What I always underline is the legal protection that the Rome Statute provides against terrible crimes such as mass murder, deportation, torture, enforced disappearances and sexual violence. Once a country joins the Rome Statute, anyone committing such crimes on its territory would risk prosecution before the ICC.

Unless a country has previously made a declaration accepting the ICC’s jurisdiction, the Rome Statute’s protective impact only starts from the day the country becomes an ICC State Party. This is good reason to join sooner rather than later.

Another good reason to join is to be able to participate in shaping the ICC’s development together with all other state parties, for instance by proposing amendments to the ICC’s legal texts or by putting forward candidates for the elections of judges, prosecutor or deputy-prosecutor. Egypt has produced many superb international lawyers and would no doubt be a most valuable addition to the ICC’s membership.

The ICC belongs to people everywhere, on each continent, and I would like to see all nations take active part in shaping the ICC’s future so that this evolving system of international criminal law can be as representative as possible.

International criminal justice is a rapidly developing area. With 121 states parties in just 10 years, my sincere hope is to see all nations come under the umbrella protection of the ICC within my lifetime.

What do you have to say to those who describe the ICC as a “useless” body?

I think that the thousands of victims who participate in the ICC’s proceedings would disagree with that characterisation; or the 80,000 victims in Africa who benefit from the assistance programmes of the ICC’s Trust Fund for Victims, or the African States, Mali, Côte d’Ivoire, Central African Republic, Uganda, and the Democratic Republic of the Congo, that called for the ICC’s involvement in their countries; or the United Nations Security Council, which referred the situations in Darfur and Libya to the ICC, the latter with a unanimous vote. As you can see, there is a need for the ICC, and victims, states and the international community have placed their confidence in it.

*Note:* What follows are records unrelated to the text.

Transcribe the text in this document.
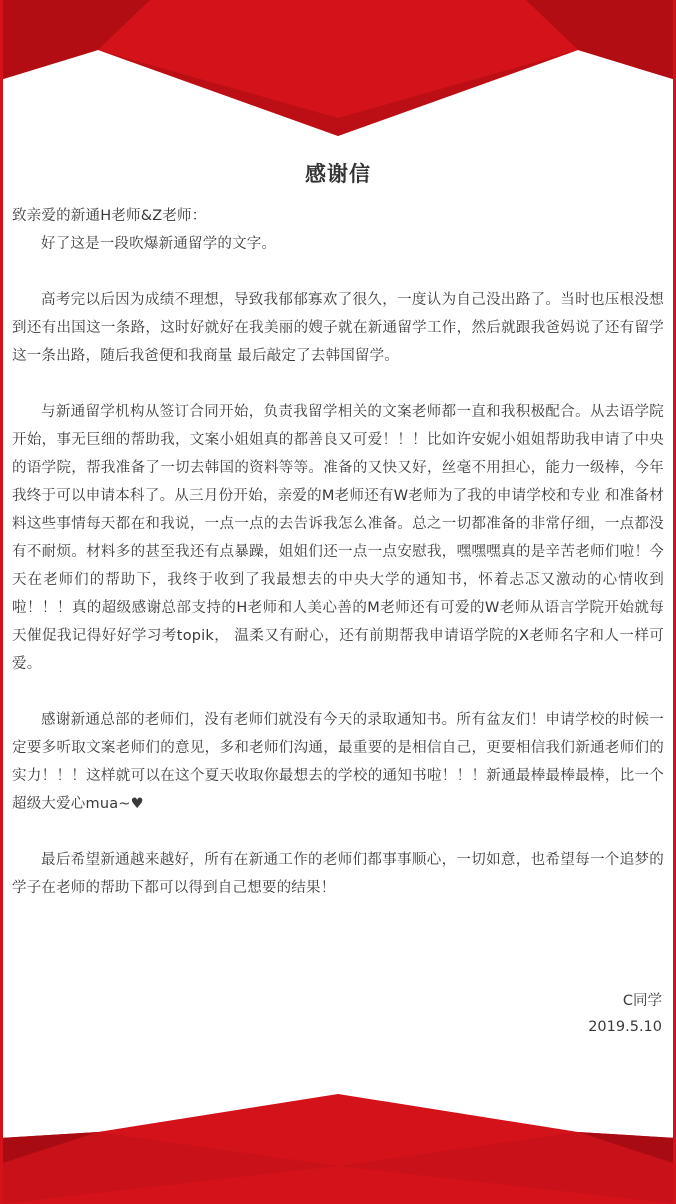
感谢信

致亲爱的新通H老师&Z老师：

好了这是一段吹爆新通留学的文字。

高考完以后因为成绩不理想，导致我郁郁寡欢了很久，一度认为自己没出路了。当时也压根没想到还有出国这一条路，这时好就好在我美丽的嫂子就在新通留学工作，然后就跟我爸妈说了还有留学这一条出路，随后我爸便和我商量 最后敲定了去韩国留学。

与新通留学机构从签订合同开始，负责我留学相关的文案老师都一直和我积极配合。从去语学院开始，事无巨细的帮助我，文案小姐姐真的都善良又可爱！！！比如许安妮小姐姐帮助我申请了中央的语学院，帮我准备了一切去韩国的资料等等。准备的又快又好，丝毫不用担心，能力一级棒，今年我终于可以申请本科了。从三月份开始，亲爱的M老师还有W老师为了我的申请学校和专业 和准备材料这些事情每天都在和我说，一点一点的去告诉我怎么准备。总之一切都准备的非常仔细，一点都没有不耐烦。材料多的甚至我还有点暴躁，姐姐们还一点一点安慰我，嘿嘿嘿真的是辛苦老师们啦！今天在老师们的帮助下，我终于收到了我最想去的中央大学的通知书，怀着忐忑又激动的心情收到啦！！！真的超级感谢总部支持的H老师和人美心善的M老师还有可爱的W老师从语言学院开始就每天催促我记得好好学习考topik， 温柔又有耐心，还有前期帮我申请语学院的X老师名字和人一样可爱。

感谢新通总部的老师们，没有老师们就没有今天的录取通知书。所有盆友们！申请学校的时候一定要多听取文案老师们的意见，多和老师们沟通，最重要的是相信自己，更要相信我们新通老师们的实力！！！这样就可以在这个夏天收取你最想去的学校的通知书啦！！！新通最棒最棒最棒，比一个超级大爱心mua~♥

最后希望新通越来越好，所有在新通工作的老师们都事事顺心，一切如意，也希望每一个追梦的学子在老师的帮助下都可以得到自己想要的结果！

C同学
2019.5.10
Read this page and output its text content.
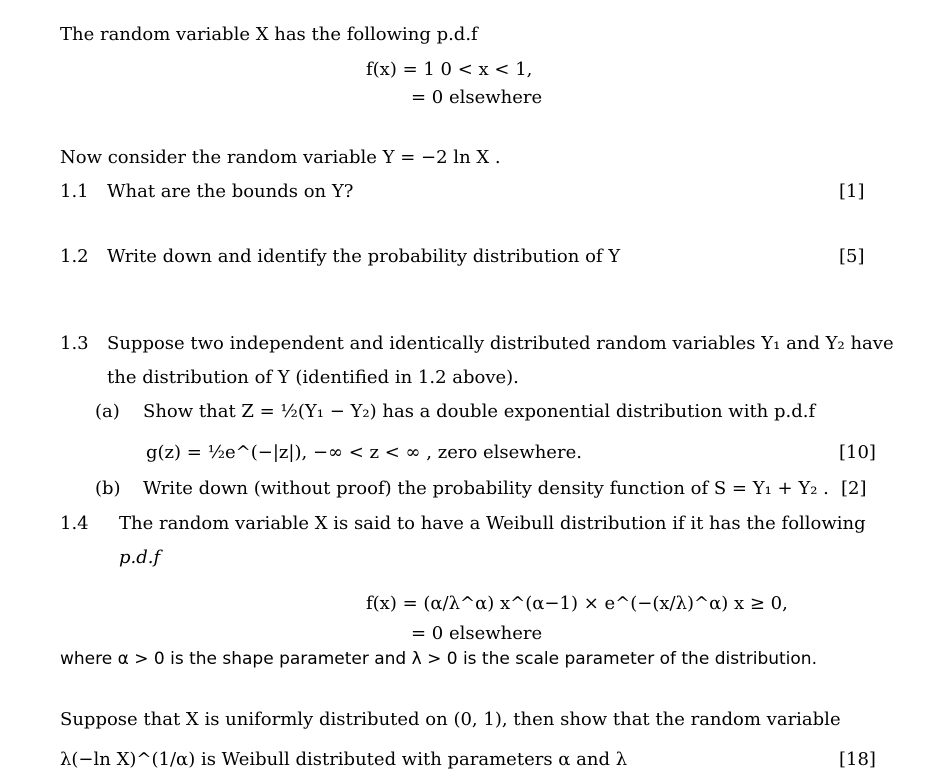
The random variable X has the following p.d.f
f(x) = 1 0 < x < 1,
= 0 elsewhere
Now consider the random variable Y = −2 ln X .
1.1 What are the bounds on Y?	[1]
1.2 Write down and identify the probability distribution of Y	[5]
1.3 Suppose two independent and identically distributed random variables Y₁ and Y₂ have
the distribution of Y (identified in 1.2 above).
(a) Show that Z = ½(Y₁ − Y₂) has a double exponential distribution with p.d.f
g(z) = ½e^(−|z|), −∞ < z < ∞ , zero elsewhere.	[10]
(b) Write down (without proof) the probability density function of S = Y₁ + Y₂ . [2]
1.4 The random variable X is said to have a Weibull distribution if it has the following
p.d.f
f(x) = (α/λ^α) x^(α−1) × e^(−(x/λ)^α) x ≥ 0,
= 0 elsewhere
where α > 0 is the shape parameter and λ > 0 is the scale parameter of the distribution.
Suppose that X is uniformly distributed on (0, 1), then show that the random variable
λ(−ln X)^(1/α) is Weibull distributed with parameters α and λ	[18]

The ICC’s landmark cases featuring charges of the enlistment, conscription and use of child soldiers, have already had a tangible effect, as countries such as Yemen and Nepal have committed to stopping these deplorable practices.

With sixteen court cases stemming from seven country situations, the ICC’s activities are having a tremendous impact not just on individuals prosecuted before the Court, but also on the tens of thousands of direct victims, millions of people in the affected communities and societies, and indeed several billion people under the legal protection of the Rome Statute system.

With this in mind, I urge Egypt to consider ratifying to the Rome Statute. It would not only protect Egypt’s own population, but also strengthen the battle against impunity worldwide. Global concerns require global solutions. Egypt, with its leading role in the region and a strong legal tradition, would make a vital contribution to the common international efforts to prevent impunity and to promote justice for all.